The major contribution of Nuagist painting was to find (and encourage) transparency and depth in painting that the cold flatness of Geometric abstraction had rejected from the pictorial field. Nuagisme can be considered part of the art movements called Lyrical Abstraction, Arte Informale and Tachism.
René Duvillier's whirlpools, Frédéric Benrath's knots and volutes, Fernando Lerin's obscure forms reflected Nuagisme's openness to natural elements which can sometimes evoke clouds. Most Nuagisme exhibitions were organized between 1955 and 1973 by Alvard. The painters participating in these exhibitions were not always the same, but were regularly influenced both by American Abstract expressionism and by the Japanese painting and Chinese painting traditions.
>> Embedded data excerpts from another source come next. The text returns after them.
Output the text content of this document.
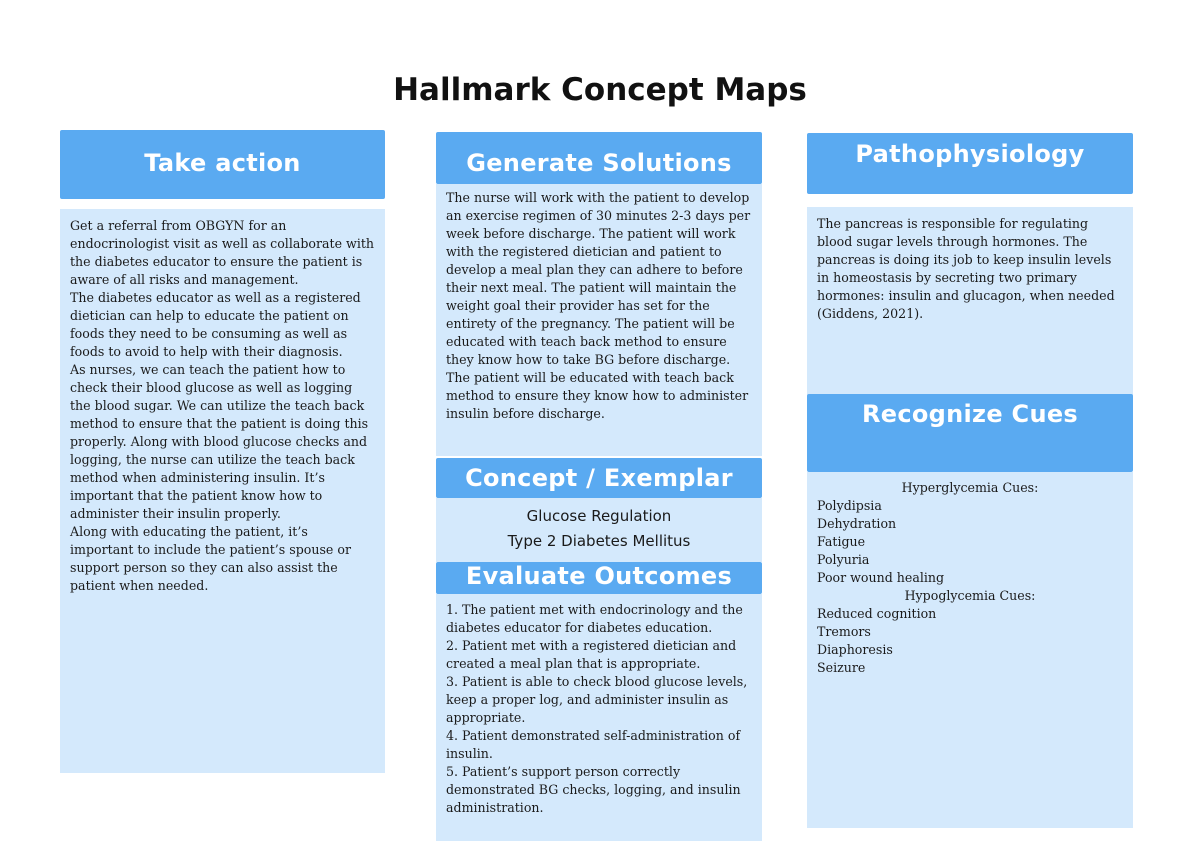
Hallmark Concept Maps
Take action
Get a referral from OBGYN for an endocrinologist visit as well as collaborate with the diabetes educator to ensure the patient is aware of all risks and management.
The diabetes educator as well as a registered dietician can help to educate the patient on foods they need to be consuming as well as foods to avoid to help with their diagnosis.
As nurses, we can teach the patient how to check their blood glucose as well as logging the blood sugar. We can utilize the teach back method to ensure that the patient is doing this properly. Along with blood glucose checks and logging, the nurse can utilize the teach back method when administering insulin. It’s important that the patient know how to administer their insulin properly.
Along with educating the patient, it’s important to include the patient’s spouse or support person so they can also assist the patient when needed.
The nurse will work with the patient to develop an exercise regimen of 30 minutes 2-3 days per week before discharge. The patient will work with the registered dietician and patient to develop a meal plan they can adhere to before their next meal. The patient will maintain the weight goal their provider has set for the entirety of the pregnancy. The patient will be educated with teach back method to ensure they know how to take BG before discharge. The patient will be educated with teach back method to ensure they know how to administer insulin before discharge.
Generate Solutions
Concept / Exemplar
Glucose Regulation
Type 2 Diabetes Mellitus
Evaluate Outcomes
1. The patient met with endocrinology and the diabetes educator for diabetes education.
2. Patient met with a registered dietician and created a meal plan that is appropriate.
3. Patient is able to check blood glucose levels, keep a proper log, and administer insulin as appropriate.
4. Patient demonstrated self-administration of insulin.
5. Patient’s support person correctly demonstrated BG checks, logging, and insulin administration.
Pathophysiology
The pancreas is responsible for regulating blood sugar levels through hormones. The pancreas is doing its job to keep insulin levels in homeostasis by secreting two primary hormones: insulin and glucagon, when needed (Giddens, 2021).
Recognize Cues
Hyperglycemia Cues:
Polydipsia
Dehydration
Fatigue
Polyuria
Poor wound healing
Hypoglycemia Cues:
Reduced cognition
Tremors
Diaphoresis
Seizure
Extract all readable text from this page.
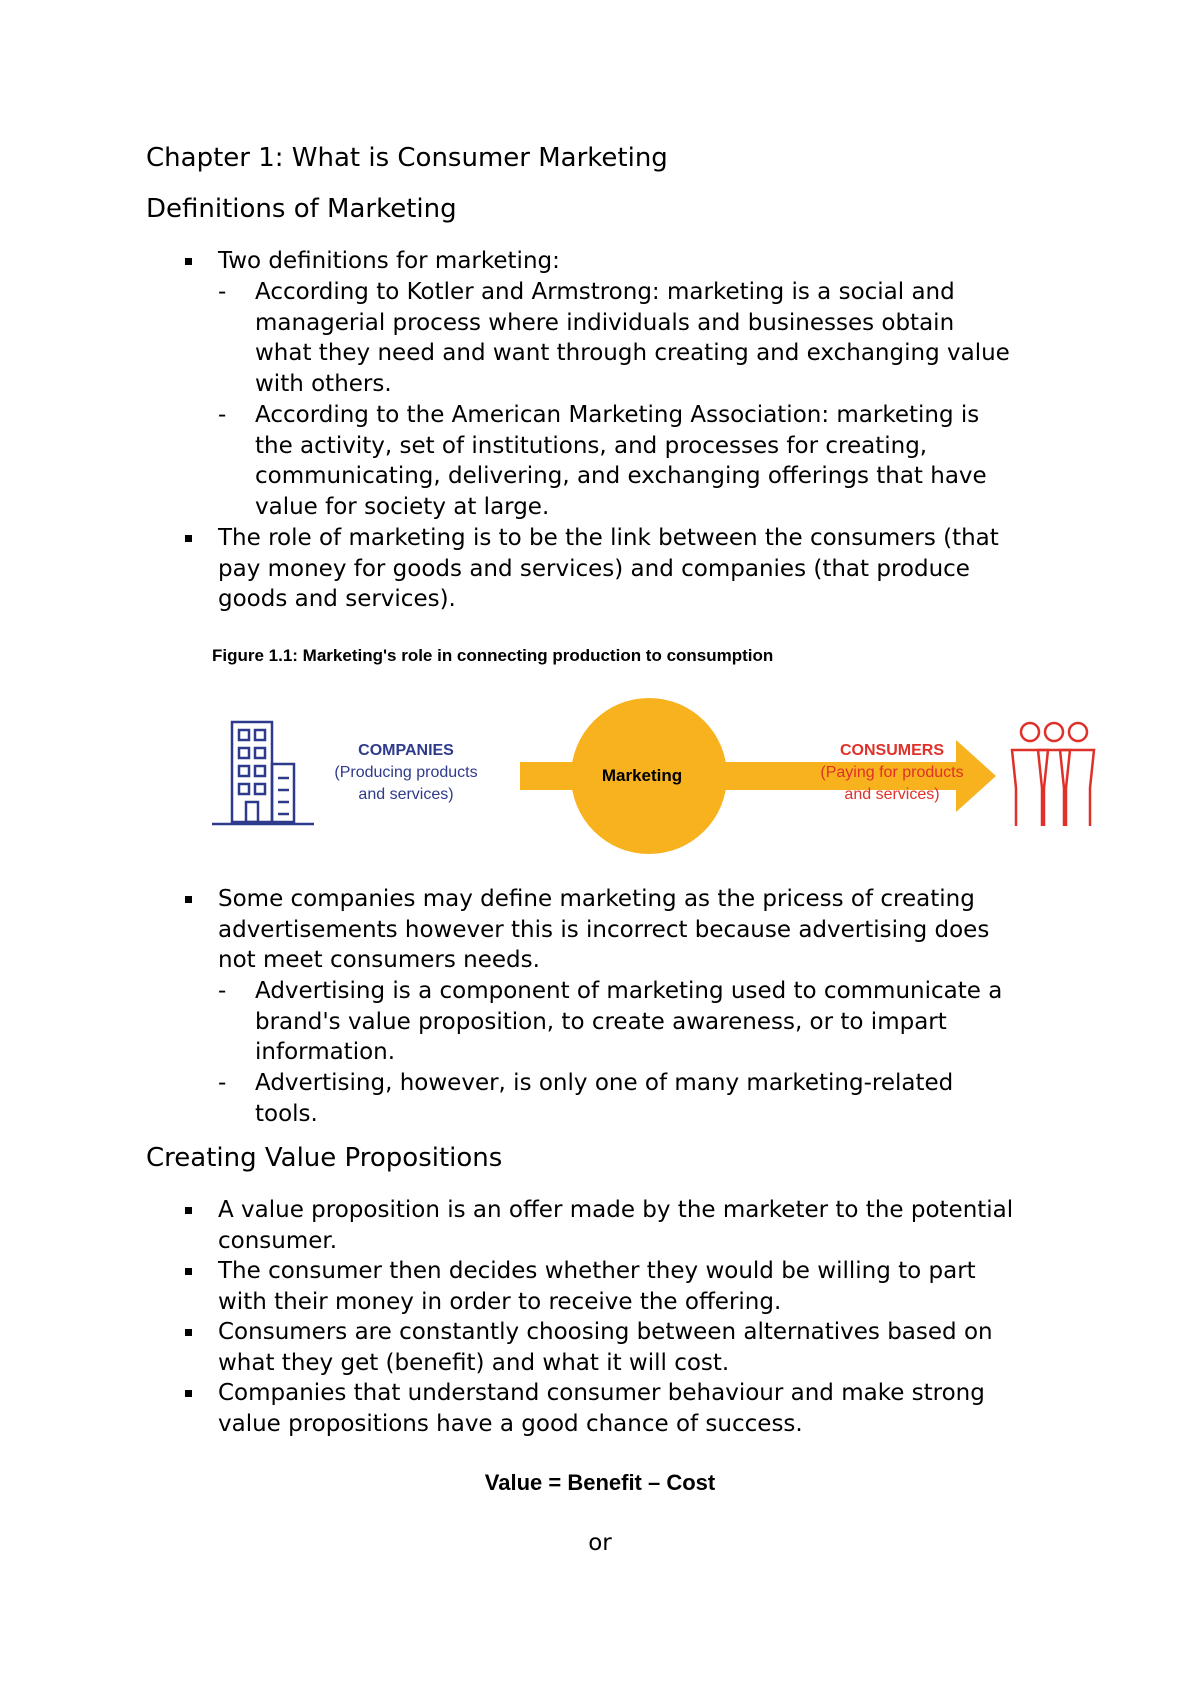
Chapter 1: What is Consumer Marketing
Definitions of Marketing
Two definitions for marketing:
- According to Kotler and Armstrong: marketing is a social and
managerial process where individuals and businesses obtain
what they need and want through creating and exchanging value
with others.
- According to the American Marketing Association: marketing is
the activity, set of institutions, and processes for creating,
communicating, delivering, and exchanging offerings that have
value for society at large.
The role of marketing is to be the link between the consumers (that
pay money for goods and services) and companies (that produce
goods and services).
Figure 1.1: Marketing's role in connecting production to consumption
COMPANIES
(Producing products
and services)
Marketing
CONSUMERS
(Paying for products
and services)
Some companies may define marketing as the pricess of creating
advertisements however this is incorrect because advertising does
not meet consumers needs.
- Advertising is a component of marketing used to communicate a
brand's value proposition, to create awareness, or to impart
information.
- Advertising, however, is only one of many marketing-related
tools.
Creating Value Propositions
A value proposition is an offer made by the marketer to the potential
consumer.
The consumer then decides whether they would be willing to part
with their money in order to receive the offering.
Consumers are constantly choosing between alternatives based on
what they get (benefit) and what it will cost.
Companies that understand consumer behaviour and make strong
value propositions have a good chance of success.
Value = Benefit – Cost
or
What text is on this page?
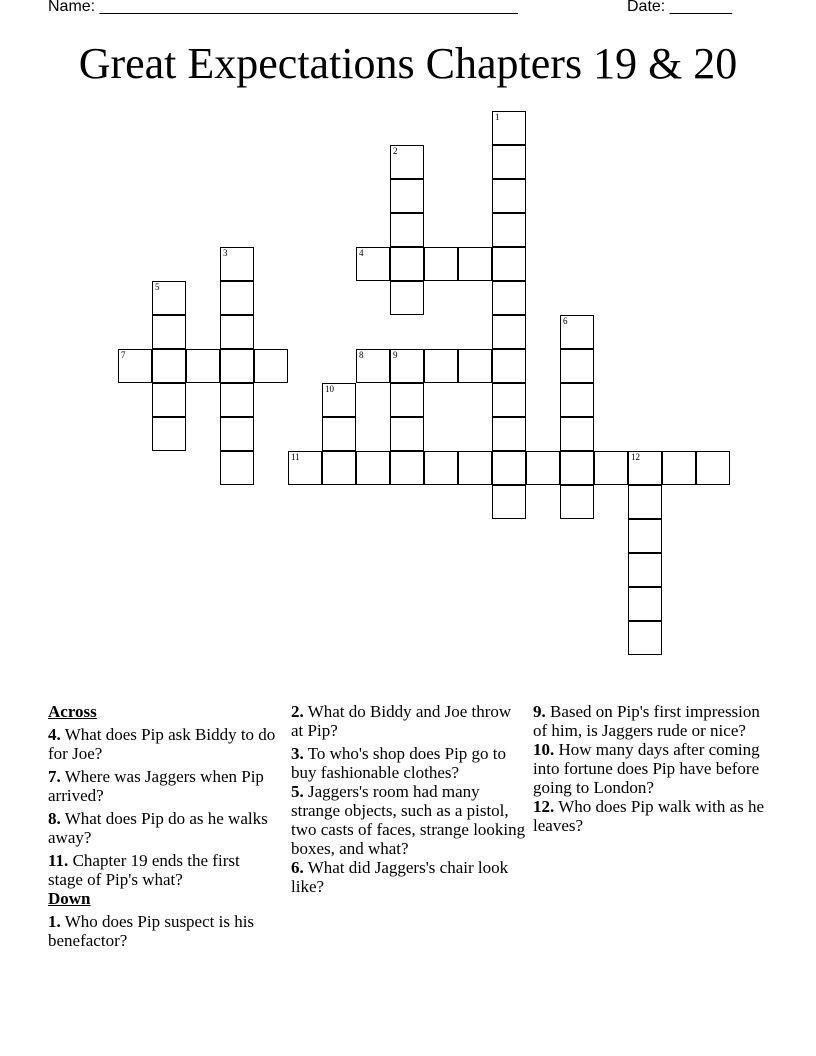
Name: _______________________________________________	Date: _______
Great Expectations Chapters 19 & 20
1
2
3	4
5
6
7	8	9
10
11	12
Across
4. What does Pip ask Biddy to do for Joe?
7. Where was Jaggers when Pip arrived?
8. What does Pip do as he walks away?
11. Chapter 19 ends the first stage of Pip's what?
Down
1. Who does Pip suspect is his benefactor?
2. What do Biddy and Joe throw at Pip?
3. To who's shop does Pip go to buy fashionable clothes?
5. Jaggers's room had many strange objects, such as a pistol, two casts of faces, strange looking boxes, and what?
6. What did Jaggers's chair look like?
9. Based on Pip's first impression of him, is Jaggers rude or nice?
10. How many days after coming into fortune does Pip have before going to London?
12. Who does Pip walk with as he leaves?
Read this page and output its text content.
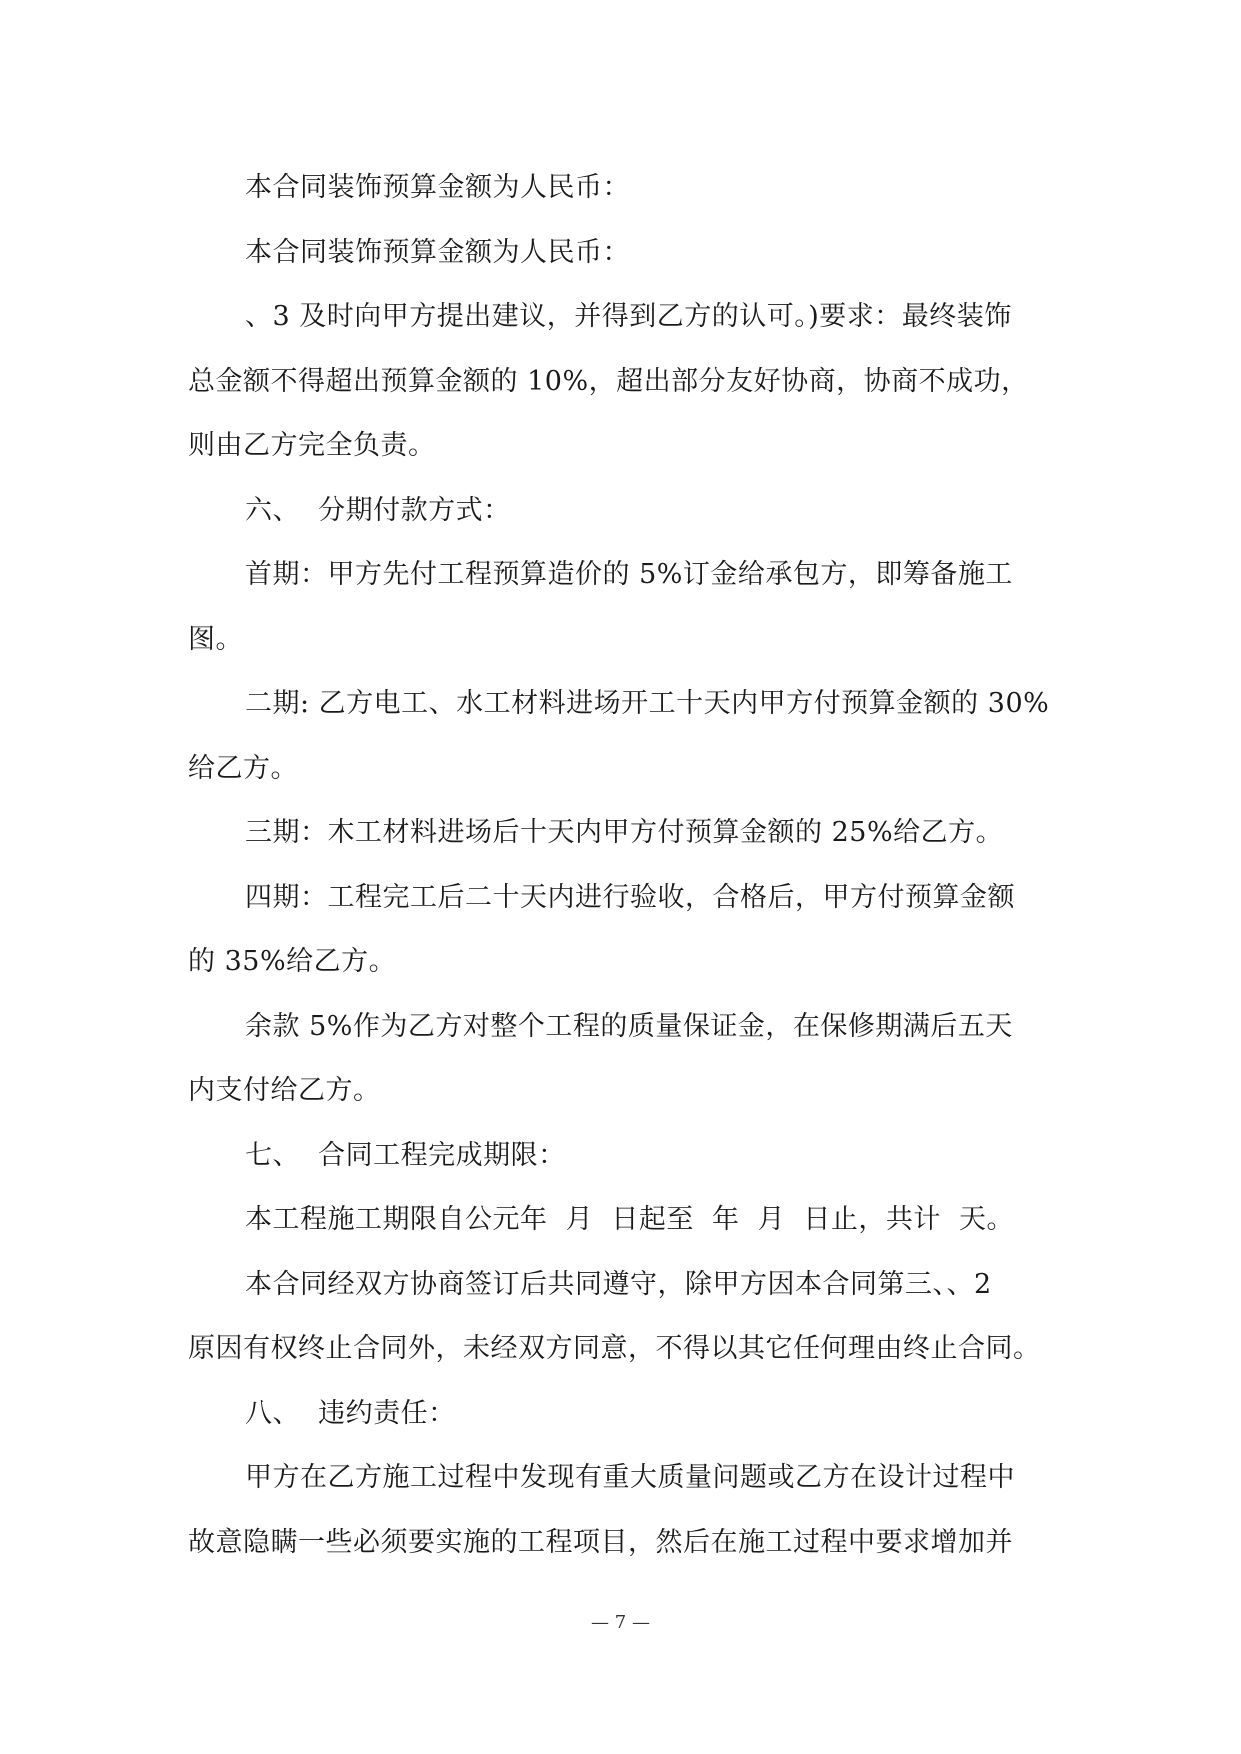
本合同装饰预算金额为人民币：
本合同装饰预算金额为人民币：
、3 及时向甲方提出建议，并得到乙方的认可。)要求：最终装饰
总金额不得超出预算金额的 10%，超出部分友好协商，协商不成功，
则由乙方完全负责。
六、  分期付款方式：
首期：甲方先付工程预算造价的 5%订金给承包方，即筹备施工
图。
二期: 乙方电工、水工材料进场开工十天内甲方付预算金额的 30%
给乙方。
三期：木工材料进场后十天内甲方付预算金额的 25%给乙方。
四期：工程完工后二十天内进行验收，合格后，甲方付预算金额
的 35%给乙方。
余款 5%作为乙方对整个工程的质量保证金，在保修期满后五天
内支付给乙方。
七、  合同工程完成期限：
本工程施工期限自公元年  月  日起至  年  月  日止，共计  天。
本合同经双方协商签订后共同遵守，除甲方因本合同第三、、2
原因有权终止合同外，未经双方同意，不得以其它任何理由终止合同。
八、  违约责任：
甲方在乙方施工过程中发现有重大质量问题或乙方在设计过程中
故意隐瞒一些必须要实施的工程项目，然后在施工过程中要求增加并
— 7 —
For example, Nuagisme is marked by the use of emptiness, which suggests infinity.
Nuagist painters embraced the imaginative faculties of natural effects, leading to painted abstract landscapes designed as a link between external nature and the internal landscape. They do not reproduce skies in a figurative approach, but paint clouds for their vitality. Materialism is also called into question by the Nuagist painters who expressed the fluidity of elusive spaces by blotting with a rag on freshly painted backgrounds. This blotting contributed to the desired Nuagist transparency effect.